Public Pension Systems: Avoiding the Hard Choices?

At the Bottom Line we often complain about government officials avoiding hard fiscal choices because of the political difficulty involved. At the state level, one of the biggest hard choices involves the funding of public pensions.

As states struggle to close budget deficits – which often existed before the recession but are far worse now – some governors and state legislatures are suggesting that states not contribute (or under-contribute) to already-underfunded state pension plans. Although such actions may buy fiscal time for the states, they are bad news for the pensions.

Most pension funds already took large hits as the financial crisis reduced the value of equities in those funds. This confluence of events – the decline in funding occurring alongside declining state and local tax revenues and increasing demand for government services – has created a tough situation for many states to fulfill their pension obligations. With budgets so strapped, it is near impossible for states to imagine making up for market losses in their funds, which would likely have to come from tax revenues.

General practice for public sector pensions has been that they should maintain a level of assets equal to 80% of their liabilities. According to a recent study by the Center for State and Local Government Excellence and the Center for Retirement Research, prior to the financial collapse in 2008, only 54% of state and local complied with this practice. By last year, that number had dropped to 33%. And funding levels are expected to decline further for many of these funds, as losses from 2008 continue to be phased in under accounting practices that allow them to spread out market declines. The report states:

“While funding ratios for 2009 were the lowest they have been in 15 years, reported numbers are likely to decline further over 2010-2013 as gains in the years leading up to 2007 are phased out and losses from the market collapse phased in.”

There is an additional problem as well, highlighted in a Washington Post weekend editorial and a recent report out of Stanford. It turns out that putting off payments to pension funds, as many states are currently doing, will be even more detrimental and difficult to make up for than is currently evident. This is due to the fact that some state governments, in the way they calculate their unfunded liabilities, use assumptions that do not put into perspective what the true shortfall will be. As the Stanford report found for example, the unfunded liabilities of California’s pension funds are likely off by almost half a trillion dollars. And it is the same reason why, as Andrew Biggs stated a few weeks ago in a Wall Street Journal op-ed, that he believes pension plans for state government employees are underfunded by around $3 trillion – a far greater sum than the one a Pew Charitable Trusts report recently came up with, of $450 billion.

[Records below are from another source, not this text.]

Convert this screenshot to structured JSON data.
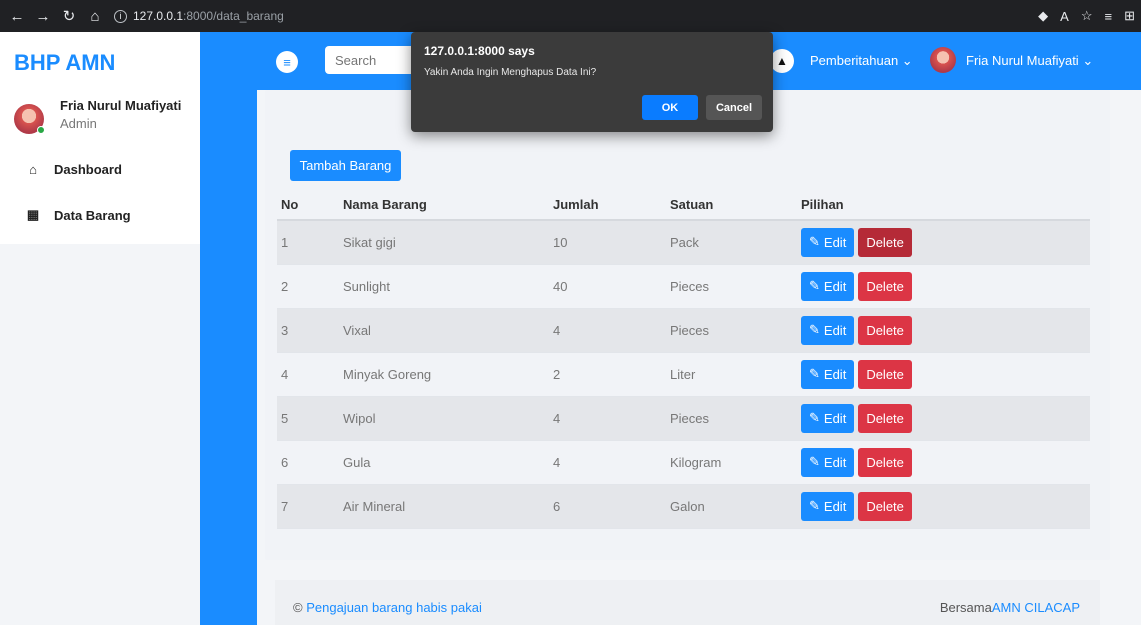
{
  "browser": {
    "url_host": "127.0.0.1",
    "url_path": ":8000/data_barang"
  },
  "sidebar": {
    "brand": "BHP AMN",
    "user_name": "Fria Nurul Muafiyati",
    "user_role": "Admin",
    "items": [
      {
        "label": "Dashboard",
        "icon": "home-icon"
      },
      {
        "label": "Data Barang",
        "icon": "grid-icon"
      }
    ]
  },
  "topbar": {
    "search_placeholder": "Search",
    "notifications_label": "Pemberitahuan",
    "user_name": "Fria Nurul Muafiyati"
  },
  "content": {
    "add_button": "Tambah Barang",
    "columns": [
      "No",
      "Nama Barang",
      "Jumlah",
      "Satuan",
      "Pilihan"
    ],
    "edit_label": "Edit",
    "delete_label": "Delete",
    "rows": [
      {
        "no": "1",
        "nama": "Sikat gigi",
        "jumlah": "10",
        "satuan": "Pack"
      },
      {
        "no": "2",
        "nama": "Sunlight",
        "jumlah": "40",
        "satuan": "Pieces"
      },
      {
        "no": "3",
        "nama": "Vixal",
        "jumlah": "4",
        "satuan": "Pieces"
      },
      {
        "no": "4",
        "nama": "Minyak Goreng",
        "jumlah": "2",
        "satuan": "Liter"
      },
      {
        "no": "5",
        "nama": "Wipol",
        "jumlah": "4",
        "satuan": "Pieces"
      },
      {
        "no": "6",
        "nama": "Gula",
        "jumlah": "4",
        "satuan": "Kilogram"
      },
      {
        "no": "7",
        "nama": "Air Mineral",
        "jumlah": "6",
        "satuan": "Galon"
      }
    ]
  },
  "footer": {
    "left_symbol": "©",
    "left_link": "Pengajuan barang habis pakai",
    "right_prefix": "Bersama",
    "right_link": "AMN CILACAP"
  },
  "dialog": {
    "title": "127.0.0.1:8000 says",
    "message": "Yakin Anda Ingin Menghapus Data Ini?",
    "ok_label": "OK",
    "cancel_label": "Cancel"
  },
  "colors": {
    "primary": "#1a8cff",
    "danger": "#dc3545"
  }
}
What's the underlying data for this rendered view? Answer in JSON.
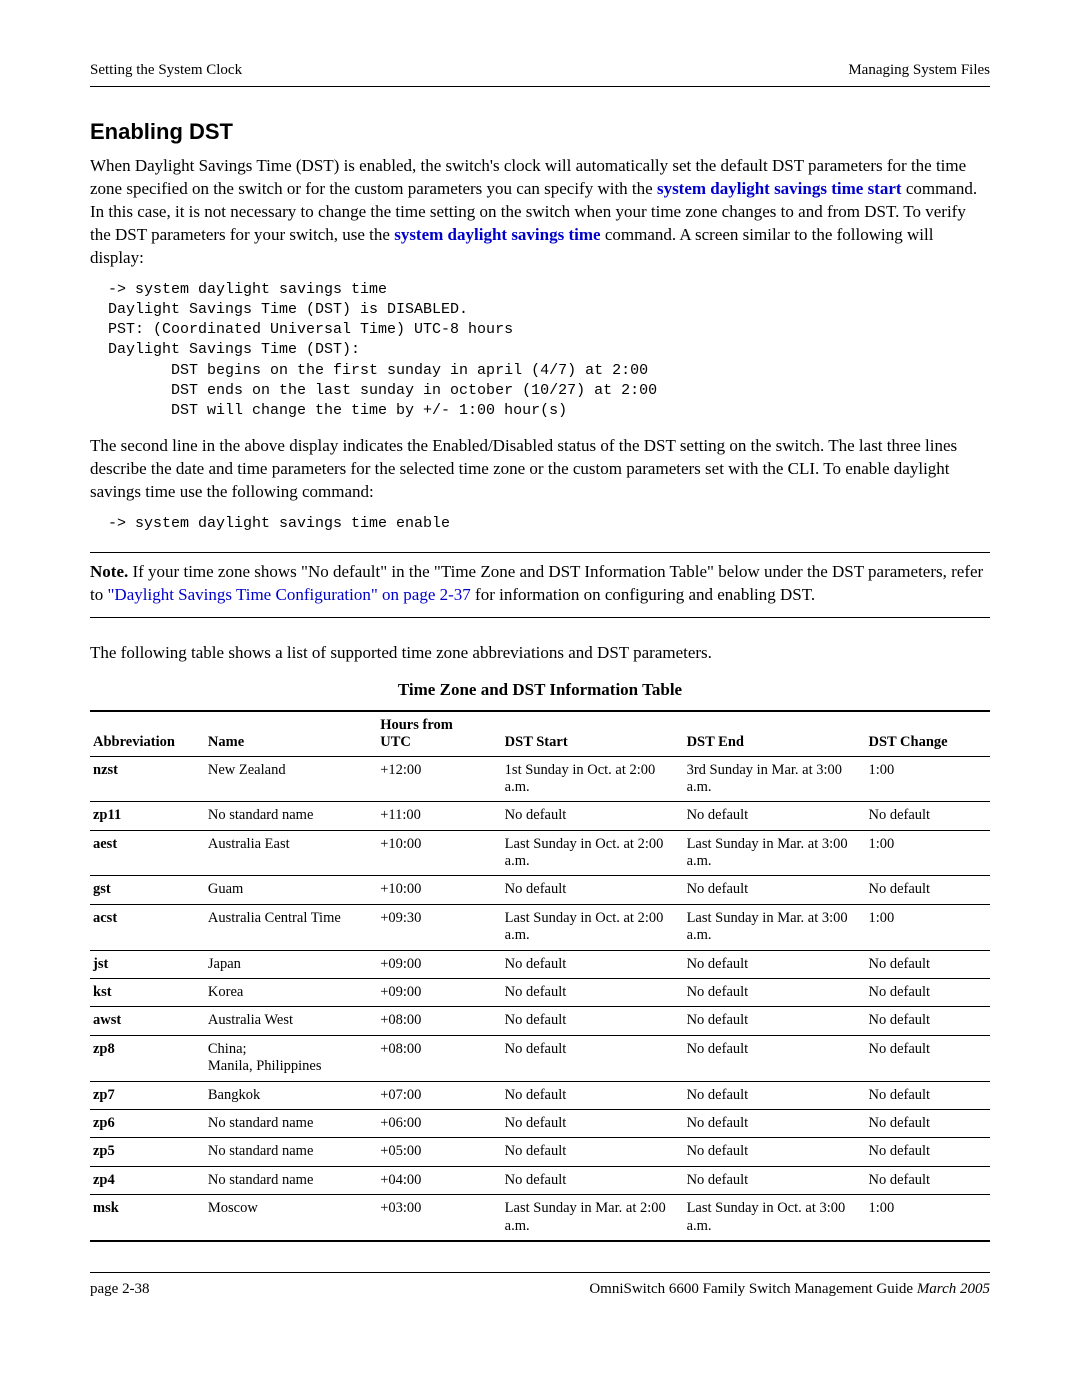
{
  "header": {
    "left": "Setting the System Clock",
    "right": "Managing System Files"
  },
  "section_title": "Enabling DST",
  "para1_a": "When Daylight Savings Time (DST) is enabled, the switch's clock will automatically set the default DST parameters for the time zone specified on the switch or for the custom parameters you can specify with the ",
  "link1": "system daylight savings time start",
  "para1_b": " command. In this case, it is not necessary to change the time setting on the switch when your time zone changes to and from DST. To verify the DST parameters for your switch, use the ",
  "link2": "system daylight savings time",
  "para1_c": " command. A screen similar to the following will display:",
  "code1": "-> system daylight savings time\nDaylight Savings Time (DST) is DISABLED.\nPST: (Coordinated Universal Time) UTC-8 hours\nDaylight Savings Time (DST):\n       DST begins on the first sunday in april (4/7) at 2:00\n       DST ends on the last sunday in october (10/27) at 2:00\n       DST will change the time by +/- 1:00 hour(s)",
  "para2": "The second line in the above display indicates the Enabled/Disabled status of the DST setting on the switch. The last three lines describe the date and time parameters for the selected time zone or the custom parameters set with the CLI. To enable daylight savings time use the following command:",
  "code2": "-> system daylight savings time enable",
  "note_label": "Note.",
  "note_a": " If your time zone shows \"No default\" in the \"Time Zone and DST Information Table\" below under the DST parameters, refer to ",
  "note_link": "\"Daylight Savings Time Configuration\" on page 2-37",
  "note_b": " for information on configuring and enabling DST.",
  "para3": "The following table shows a list of supported time zone abbreviations and DST parameters.",
  "table_caption": "Time Zone and DST Information Table",
  "table": {
    "headers": {
      "abbr": "Abbreviation",
      "name": "Name",
      "utc": "Hours from\nUTC",
      "start": "DST Start",
      "end": "DST End",
      "change": "DST Change"
    },
    "rows": [
      {
        "abbr": "nzst",
        "name": "New Zealand",
        "utc": "+12:00",
        "start": "1st Sunday in Oct. at 2:00 a.m.",
        "end": "3rd Sunday in Mar. at 3:00 a.m.",
        "change": "1:00"
      },
      {
        "abbr": "zp11",
        "name": "No standard name",
        "utc": "+11:00",
        "start": "No default",
        "end": "No default",
        "change": "No default"
      },
      {
        "abbr": "aest",
        "name": "Australia East",
        "utc": "+10:00",
        "start": "Last Sunday in Oct. at 2:00 a.m.",
        "end": "Last Sunday in Mar. at 3:00 a.m.",
        "change": "1:00"
      },
      {
        "abbr": "gst",
        "name": "Guam",
        "utc": "+10:00",
        "start": "No default",
        "end": "No default",
        "change": "No default"
      },
      {
        "abbr": "acst",
        "name": "Australia Central Time",
        "utc": "+09:30",
        "start": "Last Sunday in Oct. at 2:00 a.m.",
        "end": "Last Sunday in Mar. at 3:00 a.m.",
        "change": "1:00"
      },
      {
        "abbr": "jst",
        "name": "Japan",
        "utc": "+09:00",
        "start": "No default",
        "end": "No default",
        "change": "No default"
      },
      {
        "abbr": "kst",
        "name": "Korea",
        "utc": "+09:00",
        "start": "No default",
        "end": "No default",
        "change": "No default"
      },
      {
        "abbr": "awst",
        "name": "Australia West",
        "utc": "+08:00",
        "start": "No default",
        "end": "No default",
        "change": "No default"
      },
      {
        "abbr": "zp8",
        "name": "China;\nManila, Philippines",
        "utc": "+08:00",
        "start": "No default",
        "end": "No default",
        "change": "No default"
      },
      {
        "abbr": "zp7",
        "name": "Bangkok",
        "utc": "+07:00",
        "start": "No default",
        "end": "No default",
        "change": "No default"
      },
      {
        "abbr": "zp6",
        "name": "No standard name",
        "utc": "+06:00",
        "start": "No default",
        "end": "No default",
        "change": "No default"
      },
      {
        "abbr": "zp5",
        "name": "No standard name",
        "utc": "+05:00",
        "start": "No default",
        "end": "No default",
        "change": "No default"
      },
      {
        "abbr": "zp4",
        "name": "No standard name",
        "utc": "+04:00",
        "start": "No default",
        "end": "No default",
        "change": "No default"
      },
      {
        "abbr": "msk",
        "name": "Moscow",
        "utc": "+03:00",
        "start": "Last Sunday in Mar. at 2:00 a.m.",
        "end": "Last Sunday in Oct. at 3:00 a.m.",
        "change": "1:00"
      }
    ]
  },
  "footer": {
    "left": "page 2-38",
    "right_a": "OmniSwitch 6600 Family Switch Management Guide    ",
    "right_b": "March 2005"
  }
}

In calculating California’s true unfunded liability, the Stanford researchers used a more realistic rate of return of 4.14 percent – much lower than the 5.3 percent annual rate of return that U.S. stocks drew in the last century. The result was a significantly higher estimated unfunded liability, which will be harder for California - and other cash-strapped states in the same situation - to fulfill down the road. It could also post problems for the federal government, which could very well have to bailout states facing detrimental deficit levels. As the Post says,

“It's no mystery why states got into this fix. Politicians want to court public employee unions with generous promises without having to ask taxpayers for more money. Pretending that investment income will solve the equation helps them avoid hard choices -- though it gives fund managers a strong perverse incentive to take excessive risks in hopes of meeting unrealistic targets.”